By Jessie FoleyPublished 2 years ago 9 min read

The cabin in the woods had been abandoned for years, but one night, a candle burned in the window. Clarence had passed by the oak cabin a thousand times. The structure was sunken after its thirty lonely years. It lived on a small lot that was darkened by overgrown tree branches and grasses that danced eerily on windless nights. Clarence's parents' house was a ten minute drive away. He had passed by each day for eighteen years on his way to school. Yet like all quiet and unlikely things in his life he had allowed it's presence to become a customary backdrop to his superior and fascinating life. Tonight the light burned like a growing thought in the recess of his mind and before he knew it he was pulling his old Buick into the brush he reckoned was a former driveway.

Clarence wasn't necessarily the type of person to investigate a mystery. He went for what was clear and generally logical. Life for him lately though, wasn't what he had expected it to shape into. He graduated high school with great grades, played some sports, he even investigated the arts a bit to be as well rounded as possible. Something was missing. He had no plans, no purpose, nothing had ever clicked for him like it had for the others. Sometimes, and never mention this to anyone, but Clarence thought of suicide. He honestly felt worthless most days and had since he was very young. Worse than that, there was never a reason for how he felt. Not according to him, not according to anyone close to him. He found reality to be somewhat slippery at times. Sometimes it was like he disappeared and came back forgetting what his life had been all along. He had to reconfigure his past into his present, having no idea who he was.

His Buick bumbled over the thick roots and clumps of grass. With a slow landing he glanced towards the cabin to see if the candle was still burning. It stood unwavering behind the filthy panes of glass. Beyond the steady flame was a passing shadow, and the reflection of two eyes. Clarence's breath caught in his throat and he continued to pull open the rusted creaking door of his car. Maybe he was imagining things, anyways, the perpetual numbness that carried him, kept his beating heart miles away. Stepping through the thick brush creatures slithered and rustled from beneath his feet. Glancing up at the side door of the cabin he saw the door handle begin to turn. He stopped moving and thought about running back to his car. Yet something pushed him forwards. As the half rotten door was pulled open Clarence felt the grasses slowly crawling wrapping themselves around his ankles. A small rattlesnake was slithering over his old Nikes with holes on the bottoms. His fear dissipated when he saw a small child standing in the opened door and he was flooded with curiosity.

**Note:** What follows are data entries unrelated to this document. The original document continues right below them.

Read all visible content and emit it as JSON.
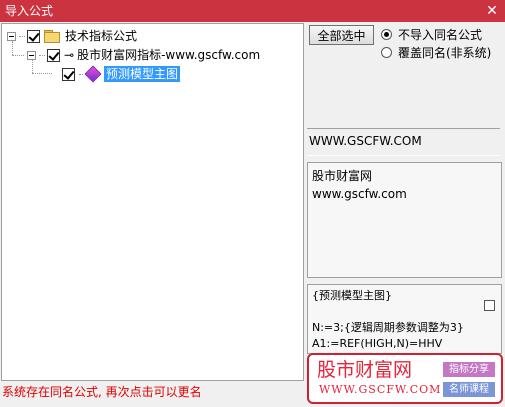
{
  "window": {
    "title": "导入公式",
    "close_glyph": "✕"
  },
  "tree": {
    "root": {
      "label": "技术指标公式",
      "checked": true,
      "expanded": true
    },
    "child": {
      "label": "股市财富网指标-www.gscfw.com",
      "checked": true,
      "expanded": true
    },
    "leaf": {
      "label": "预测模型主图",
      "checked": true,
      "selected": true
    }
  },
  "options": {
    "select_all_label": "全部选中",
    "radio_no_import": "不导入同名公式",
    "radio_overwrite": "覆盖同名(非系统)",
    "selected": "no_import"
  },
  "website": "WWW.GSCFW.COM",
  "info": {
    "line1": "股市财富网",
    "line2": "www.gscfw.com"
  },
  "code": {
    "line1": "{预测模型主图}",
    "line2": "",
    "line3": "N:=3;{逻辑周期参数调整为3}",
    "line4": "A1:=REF(HIGH,N)=HHV"
  },
  "status": "系统存在同名公式, 再次点击可以更名",
  "watermark": {
    "name": "股市财富网",
    "url": "WWW.GSCFW.COM",
    "tag1": "指标分享",
    "tag2": "名师课程"
  },
  "colors": {
    "titlebar": "#cc3340",
    "selection": "#3399ff",
    "status_text": "#e00000",
    "logo_red": "#e8233a"
  }
}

"Are you Uncle Thomas?" The small voice echoed like an old dream. "Momma said you'd come! I'm hungry Uncle, she left me five days ago. I can't work the stove and the meat is going bad." The boy stepped towards Clarence and was next to his hip in a few moments.

Clarence's eyes were huge staring down at the pale boy. He was about to deny his newly imposed identity, but figured it couldn't hurt to help this starving child. Wordlessly he grasped the boy's wispy, clammy fingers and walked with him towards the cabin. The grass wasn't clinging to his ankles and the snake was gone, he must have imagined the whole thing.

Inside the cabin the candle was no longer lit. In fact, the windows were covered by layers of crusted cardboard. The light came from the fireplace that burned steadily. There was a vague putrid stench with a sweet tinge. It was one open room, no dining table or bed. Clarence couldn't make out what lurked in the corners of the room. In front of the fire were several buckets.

"Can you help me Uncle, to cook the meat?" The wispy voice had grown a bit stronger. When Clarence glanced at the boy he seemed slightly taller, with broader shoulders. An uneasy feeling was settling in.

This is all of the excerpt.